Bütün bunlar olmasa bile, haklı ve doğru olsanız bile, ezilen bir ulus
dediklerinizi egemen ulustan olanın yukarıdan akıl vermesi olarak görebilir. Bu
psikolojik boyutu da hesaplarsınız. Dilinizi tutarsınız.
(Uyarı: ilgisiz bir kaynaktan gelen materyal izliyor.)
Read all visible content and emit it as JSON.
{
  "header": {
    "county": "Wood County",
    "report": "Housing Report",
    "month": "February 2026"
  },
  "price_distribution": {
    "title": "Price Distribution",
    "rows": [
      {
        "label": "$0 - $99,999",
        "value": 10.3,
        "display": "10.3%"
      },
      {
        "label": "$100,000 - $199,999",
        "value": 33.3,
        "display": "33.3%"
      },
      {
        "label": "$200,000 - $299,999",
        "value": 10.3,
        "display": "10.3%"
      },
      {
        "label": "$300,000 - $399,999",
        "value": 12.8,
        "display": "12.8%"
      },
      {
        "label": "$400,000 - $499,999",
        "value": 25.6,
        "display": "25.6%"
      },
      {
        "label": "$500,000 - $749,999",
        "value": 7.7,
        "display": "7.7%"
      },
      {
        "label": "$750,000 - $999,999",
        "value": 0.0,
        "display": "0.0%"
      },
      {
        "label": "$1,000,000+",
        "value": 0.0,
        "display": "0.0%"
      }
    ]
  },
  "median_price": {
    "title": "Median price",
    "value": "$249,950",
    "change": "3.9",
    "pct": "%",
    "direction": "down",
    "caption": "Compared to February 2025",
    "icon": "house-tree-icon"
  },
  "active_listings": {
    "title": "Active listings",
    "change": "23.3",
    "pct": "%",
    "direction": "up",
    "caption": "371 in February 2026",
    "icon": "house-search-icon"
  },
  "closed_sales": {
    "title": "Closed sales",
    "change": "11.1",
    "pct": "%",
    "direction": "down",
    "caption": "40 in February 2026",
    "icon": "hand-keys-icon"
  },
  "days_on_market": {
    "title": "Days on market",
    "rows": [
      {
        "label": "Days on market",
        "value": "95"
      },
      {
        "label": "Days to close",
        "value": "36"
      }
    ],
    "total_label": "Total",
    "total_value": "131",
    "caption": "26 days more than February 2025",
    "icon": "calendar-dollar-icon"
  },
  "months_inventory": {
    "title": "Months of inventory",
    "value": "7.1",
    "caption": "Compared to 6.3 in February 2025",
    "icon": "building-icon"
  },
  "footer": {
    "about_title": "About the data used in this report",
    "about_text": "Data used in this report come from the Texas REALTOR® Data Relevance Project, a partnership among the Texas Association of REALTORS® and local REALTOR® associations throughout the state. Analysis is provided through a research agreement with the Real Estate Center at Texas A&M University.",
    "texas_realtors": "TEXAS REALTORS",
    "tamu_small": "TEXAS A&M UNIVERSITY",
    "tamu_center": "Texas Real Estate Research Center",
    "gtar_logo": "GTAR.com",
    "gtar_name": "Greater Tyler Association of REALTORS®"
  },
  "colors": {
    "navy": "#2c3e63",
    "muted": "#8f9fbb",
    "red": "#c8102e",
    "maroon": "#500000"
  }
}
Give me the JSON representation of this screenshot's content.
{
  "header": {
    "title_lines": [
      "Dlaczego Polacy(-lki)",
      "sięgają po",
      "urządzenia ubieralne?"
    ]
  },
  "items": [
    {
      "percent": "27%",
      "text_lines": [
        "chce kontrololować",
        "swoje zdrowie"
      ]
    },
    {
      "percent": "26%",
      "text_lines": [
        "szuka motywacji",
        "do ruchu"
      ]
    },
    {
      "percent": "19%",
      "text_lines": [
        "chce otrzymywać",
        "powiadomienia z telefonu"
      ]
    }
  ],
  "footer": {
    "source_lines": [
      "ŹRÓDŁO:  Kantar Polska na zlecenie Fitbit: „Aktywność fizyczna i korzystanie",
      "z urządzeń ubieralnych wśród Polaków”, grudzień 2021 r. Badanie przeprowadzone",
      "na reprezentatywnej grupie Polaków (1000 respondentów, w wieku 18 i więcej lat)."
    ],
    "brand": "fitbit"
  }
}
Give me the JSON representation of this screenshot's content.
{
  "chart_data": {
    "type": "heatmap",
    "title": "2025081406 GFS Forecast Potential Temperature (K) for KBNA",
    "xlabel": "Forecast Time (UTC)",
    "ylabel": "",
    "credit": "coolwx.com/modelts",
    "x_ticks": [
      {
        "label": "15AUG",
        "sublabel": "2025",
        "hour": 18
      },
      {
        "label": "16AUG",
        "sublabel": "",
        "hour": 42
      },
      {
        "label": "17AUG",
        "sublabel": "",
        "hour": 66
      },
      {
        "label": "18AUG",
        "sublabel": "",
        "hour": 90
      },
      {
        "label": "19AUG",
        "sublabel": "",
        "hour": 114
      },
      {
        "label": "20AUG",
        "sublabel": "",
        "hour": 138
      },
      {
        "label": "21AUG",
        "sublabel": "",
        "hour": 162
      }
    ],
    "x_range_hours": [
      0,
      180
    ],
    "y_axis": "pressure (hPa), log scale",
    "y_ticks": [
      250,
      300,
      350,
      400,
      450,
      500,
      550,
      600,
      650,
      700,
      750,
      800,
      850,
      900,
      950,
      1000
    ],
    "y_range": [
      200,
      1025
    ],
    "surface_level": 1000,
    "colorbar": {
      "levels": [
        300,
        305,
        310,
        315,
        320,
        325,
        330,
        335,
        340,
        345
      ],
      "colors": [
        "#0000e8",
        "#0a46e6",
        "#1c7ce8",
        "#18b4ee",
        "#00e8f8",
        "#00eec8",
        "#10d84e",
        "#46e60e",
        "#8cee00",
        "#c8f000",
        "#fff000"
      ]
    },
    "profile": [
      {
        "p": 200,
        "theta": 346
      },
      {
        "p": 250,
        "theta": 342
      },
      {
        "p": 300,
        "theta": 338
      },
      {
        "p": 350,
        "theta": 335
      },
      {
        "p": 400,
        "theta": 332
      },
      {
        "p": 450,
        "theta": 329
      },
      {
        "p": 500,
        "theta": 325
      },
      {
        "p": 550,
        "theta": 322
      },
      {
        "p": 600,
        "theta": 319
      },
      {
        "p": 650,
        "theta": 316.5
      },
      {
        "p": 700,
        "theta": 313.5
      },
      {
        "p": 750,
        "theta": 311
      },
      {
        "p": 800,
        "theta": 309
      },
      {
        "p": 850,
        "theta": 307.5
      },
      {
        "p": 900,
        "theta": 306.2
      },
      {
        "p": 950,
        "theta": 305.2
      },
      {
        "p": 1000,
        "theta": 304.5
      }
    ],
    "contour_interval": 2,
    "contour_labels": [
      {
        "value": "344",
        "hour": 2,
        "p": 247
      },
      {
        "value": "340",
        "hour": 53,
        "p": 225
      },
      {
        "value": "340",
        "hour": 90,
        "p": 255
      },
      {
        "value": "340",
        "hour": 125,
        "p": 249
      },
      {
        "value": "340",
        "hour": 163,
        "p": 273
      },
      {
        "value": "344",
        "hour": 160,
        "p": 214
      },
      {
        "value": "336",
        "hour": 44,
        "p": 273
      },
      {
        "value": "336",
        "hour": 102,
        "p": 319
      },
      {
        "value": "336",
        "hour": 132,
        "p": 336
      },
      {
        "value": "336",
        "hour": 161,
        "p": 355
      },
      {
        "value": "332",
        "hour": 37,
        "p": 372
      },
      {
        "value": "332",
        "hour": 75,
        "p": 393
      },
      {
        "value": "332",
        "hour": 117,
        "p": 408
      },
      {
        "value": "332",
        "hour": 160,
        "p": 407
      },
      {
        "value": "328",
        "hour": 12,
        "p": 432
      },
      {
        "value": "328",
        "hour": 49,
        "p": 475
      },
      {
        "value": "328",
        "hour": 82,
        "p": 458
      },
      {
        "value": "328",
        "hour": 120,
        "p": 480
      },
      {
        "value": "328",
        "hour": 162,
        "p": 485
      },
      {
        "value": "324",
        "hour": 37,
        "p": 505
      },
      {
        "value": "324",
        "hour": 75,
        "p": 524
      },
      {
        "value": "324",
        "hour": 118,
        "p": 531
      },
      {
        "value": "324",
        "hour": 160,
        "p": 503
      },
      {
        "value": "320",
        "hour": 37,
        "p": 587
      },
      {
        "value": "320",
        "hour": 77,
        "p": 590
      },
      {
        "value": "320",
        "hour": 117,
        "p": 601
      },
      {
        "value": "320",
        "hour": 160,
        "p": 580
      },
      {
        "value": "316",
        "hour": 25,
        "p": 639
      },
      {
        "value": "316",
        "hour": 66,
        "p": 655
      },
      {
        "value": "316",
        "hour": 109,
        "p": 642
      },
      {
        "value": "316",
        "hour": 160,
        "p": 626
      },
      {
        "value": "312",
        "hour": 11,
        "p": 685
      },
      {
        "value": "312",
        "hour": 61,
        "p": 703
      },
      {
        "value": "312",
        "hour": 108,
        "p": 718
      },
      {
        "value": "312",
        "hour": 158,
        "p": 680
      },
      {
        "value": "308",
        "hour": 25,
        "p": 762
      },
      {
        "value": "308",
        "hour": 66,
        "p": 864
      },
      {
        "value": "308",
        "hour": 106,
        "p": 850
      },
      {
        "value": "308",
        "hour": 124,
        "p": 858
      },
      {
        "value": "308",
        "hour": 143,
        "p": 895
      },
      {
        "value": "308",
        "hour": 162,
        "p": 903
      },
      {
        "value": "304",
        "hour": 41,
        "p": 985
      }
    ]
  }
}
Bütün bu zorluklar, aslında hem dünyada eşitlikçi bir toplum özleminin, hem
de Kürt ulusal hareketinin demokratik özlemlerinin zorluklarının, yani nesnel
eğilimlerin yarattığı nesnel zorlukların, egemen ulustan bir sosyalistin öznel
zorlukları gibi yansımasıdır. Yukarıda sıralanan öznel gibi görünen zorluklar,
nesnel zorlukların öznel bir görünüşünden başka bir şey değildir. Ama bu öznel
görünüş, küçücük bir noktada olağanüstü yoğunlaşmış bir görünüş.
30 Temmuz 2003 Çarşamba
Demir Küçükaydın
[i]
Çünkü ne olurlarsa olsunlar Türk olmanın imtiyazını yaşarlar. Tıpkı ırkçı bir
ülkedeki beyaz gibidirler. O beyaz Komünist olsun, en hızlı Anarşist veya Feminist
olsun, nasıl egemen ırktan olmanın imtiyazını yaşarsa, derisinin renginden
dolayı değil, fikirlerinden dolayı bir baskıya uğrarsa, aynı şekilde Türkler de
her durumda bu imtiyazı yaşarlar.
Bundan kurtulmak çok zordur. Türk olmamak, yani imtiyazları
yaşamamak için tek yol, ırkçı bir ülkedeki beyazın, ameliyat görünüşünü siyaha
çevirmesi kadar zor ve olanaksızdır. Milliyetçilikte, bir ulusta o devlete
vergi vermemek, kanunlarını tanımamaktır, askere gitmemektir, okulunda
okumamaktır vs., vs.. Bu ise fiilen olanaksız bir durumdur. Bunları yaptığınız
sürece İslam'ın bütün şartlarını yerine getirip de ben Müslüman değilim diyen
birinin durumunda olmaktan kurtulamazsınız. İslam bu zorluğu bildiği için
“Takiye” (sosyalist terminolojiyle legaliteden yararlanma, “Legaliteyi
istismar”) diye bir taktik geliştirmek zoruna kalmıştır doğuşunda.